The absolute worst experience occurred the week I returned to work, about three months after Sprout was born. I was working from home, so that Chris had ability to call on me for backup. We had introduced the bottle a few weeks before, but Sprout hadn’t really taken to it. Among my many worries, I was concerned that he would refuse to eat when I returned to the office.

After a week of Chris struggling to feed him, Sprout finally got the hang of the bottle on Friday. I was very reassured – until I went to nurse him. Something about switching back again bothered him at an innate level. He absolutely refused to nurse. He’d look away, squirm, frown and start crying.

After several attempts, he didn’t even want me to hold him. He’d start screaming in my arms. I was at a complete loss; the only thing I could do was cry as well. Seeing my helplessness, Chris took Sprout from me and cuddled him. Once he was calm, Chris took me in his arms, to create a hug sandwich. He then started leading a slow, awkward dance around the living room, holding the three of us together. Oh so slowly, he handed Sprout back over to me, stopping every time he started to cry. Eventually, I was holding Sprout again, with neither of us crying.

Once we recovered from the trauma, Sprout did eventually resume nursing. He started that night when he was half-asleep and then picked up again when he was hungry the next morning. Needless to say, that experience taught me not to take my son’s interest in me for granted.

I recently dealt with this issue again because Sprout decided the position in which I’ve nursed him for the past 9 months was completely unacceptable. Every time I tried to lean him back, he’d twist and try to flip over. We had some limited success with some awkward positions, but he’d only take little sips during the day. (Of course, he was fine in the middle of the night.) Then, after several days of this routine, he decided that the way he used to do it was just fine.
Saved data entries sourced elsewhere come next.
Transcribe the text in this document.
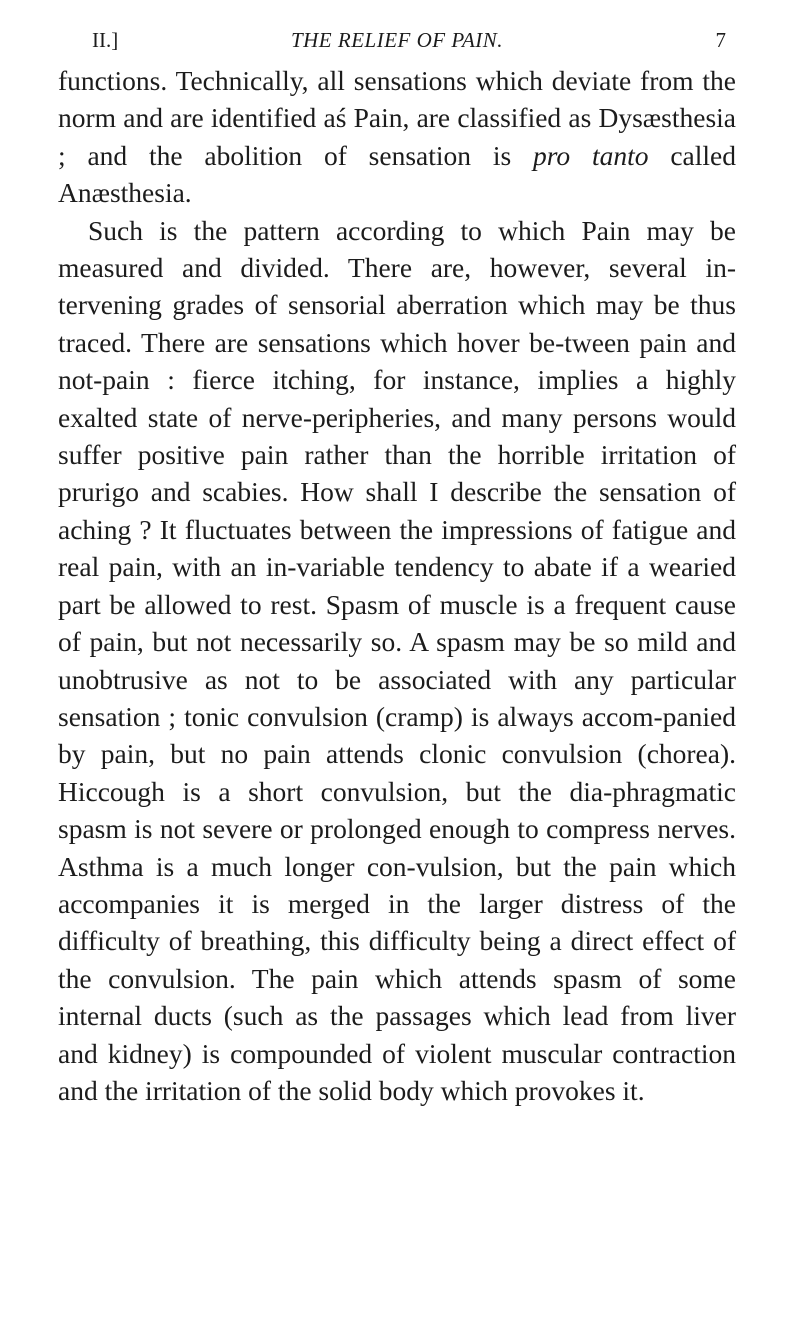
II.]	THE RELIEF OF PAIN.	7

functions. Technically, all sensations which deviate from the norm and are identified aś Pain, are classified as Dysæsthesia ; and the abolition of sensation is pro tanto called Anæsthesia.

Such is the pattern according to which Pain may be measured and divided. There are, however, several in-tervening grades of sensorial aberration which may be thus traced. There are sensations which hover be-tween pain and not-pain : fierce itching, for instance, implies a highly exalted state of nerve-peripheries, and many persons would suffer positive pain rather than the horrible irritation of prurigo and scabies. How shall I describe the sensation of aching ? It fluctuates between the impressions of fatigue and real pain, with an in-variable tendency to abate if a wearied part be allowed to rest. Spasm of muscle is a frequent cause of pain, but not necessarily so. A spasm may be so mild and unobtrusive as not to be associated with any particular sensation ; tonic convulsion (cramp) is always accom-panied by pain, but no pain attends clonic convulsion (chorea). Hiccough is a short convulsion, but the dia-phragmatic spasm is not severe or prolonged enough to compress nerves. Asthma is a much longer con-vulsion, but the pain which accompanies it is merged in the larger distress of the difficulty of breathing, this difficulty being a direct effect of the convulsion. The pain which attends spasm of some internal ducts (such as the passages which lead from liver and kidney) is compounded of violent muscular contraction and the irritation of the solid body which provokes it.
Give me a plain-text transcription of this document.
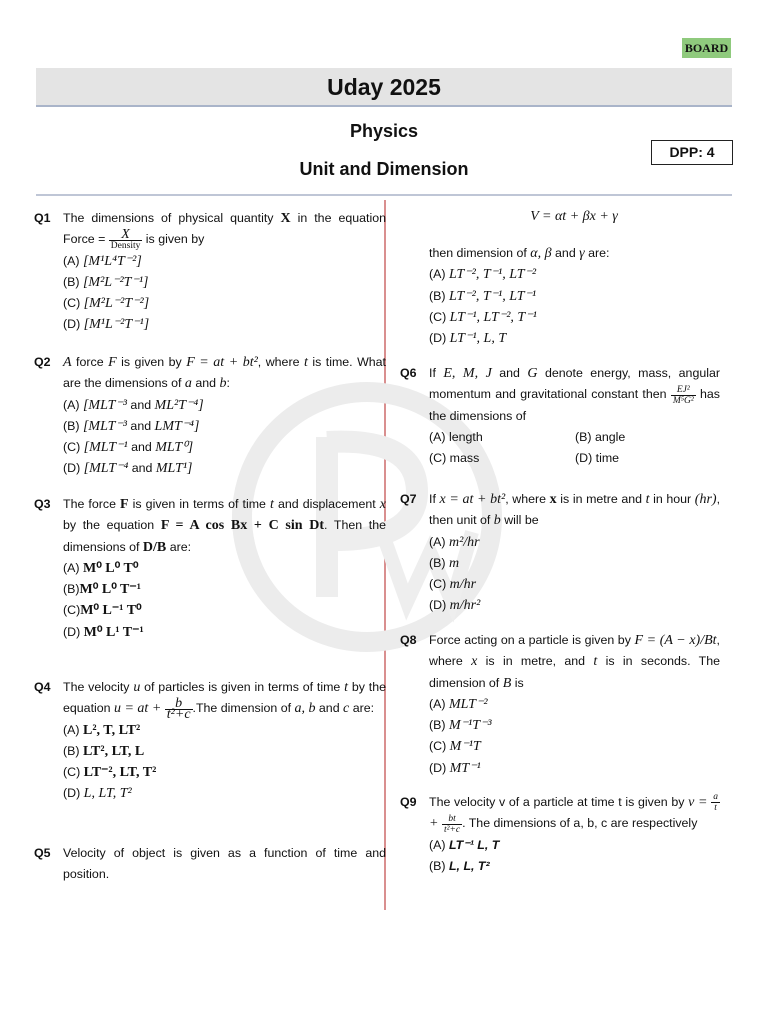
BOARD
Uday 2025
Physics
Unit and Dimension
DPP: 4
Q1 The dimensions of physical quantity X in the equation Force = $\frac{X}{\text{Density}}$ is given by
(A) [M¹L⁴T⁻²]
(B) [M²L⁻²T⁻¹]
(C) [M²L⁻²T⁻²]
(D) [M¹L⁻²T⁻¹]
Q2 A force F is given by F = at + bt², where t is time. What are the dimensions of a and b:
(A) [MLT⁻³ and ML²T⁻⁴]
(B) [MLT⁻³ and LMT⁻⁴]
(C) [MLT⁻¹ and MLT⁰]
(D) [MLT⁻⁴ and MLT¹]
Q3 The force F is given in terms of time t and displacement x by the equation F = A cos Bx + C sin Dt. Then the dimensions of D/B are:
(A) M⁰ L⁰ T⁰
(B)M⁰ L⁰ T⁻¹
(C)M⁰ L⁻¹ T⁰
(D) M⁰ L¹ T⁻¹
Q4 The velocity u of particles is given in terms of time t by the equation u = at + $\frac{b}{\text{t²+c}} .The$ dimension of a, b and c are:
(A) L², T, LT²
(B) LT², LT, L
(C) LT⁻², LT, T²
(D) L, LT, T²
Q5 Velocity of object is given as a function of time and position.
V = αt + βx + γ
then dimension of α, β and γ are:
(A) LT⁻², T⁻¹, LT⁻²
(B) LT⁻², T⁻¹, LT⁻¹
(C) LT⁻¹, LT⁻², T⁻¹
(D) LT⁻¹, L, T
Q6 If E, M, J and G denote energy, mass, angular momentum and gravitational constant then $\frac{\text{EJ²}}{\text{M⁵G²}}$ has the dimensions of
(A) length	(B) angle
(C) mass	(D) time
Q7 If x = at + bt², where x is in metre and t in hour (hr), then unit of b will be
(A) m²/hr
(B) m
(C) m/hr
(D) m/hr²
Q8 Force acting on a particle is given by F = (A − x)/Bt, where x is in metre, and t is in seconds. The dimension of B is
(A) MLT⁻²
(B) M⁻¹T⁻³
(C) M⁻¹T
(D) MT⁻¹
Q9 The velocity v of a particle at time t is given by $v = \frac{a}{t}$
+ $\frac{bt}{\text{t²+c}}$ . The dimensions of a, b, c are respectively
(A) LT⁻¹ L, T
(B) L, L, T²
I guess he got as frustrated as I was and realized it wasn’t worth the hassle.

But it was another reminder about how this relationship is a give-and-take, requiring both of us to participate. Since then, I’ve been much more engaged with him while he’s nursing, rather than reading blogs on my phone. I even made it one of my resolutions for Lent.

While our most recent experience ended well enough, I’m worried that an upcoming situation will be more problematic. A few weeks ago, I found out that my bosses want me to go to a four-day conference in May. It will be just before Sprout’s 11-month birthday, more than a month before our one-year breastfeeding goal. I can pump enough milk to feed him while I’m gone, but I worry that he’ll no longer want to nurse when I return. It won’t send me into despair like it did the first time, as I’ll expect it and we’ll be close to weaning anyway. But it’ll still break my heart a little.

Of course, nursing my baby has to eventually come to an end. But at this point, I know that at least we’ve had more than nine months of this special form of bonding.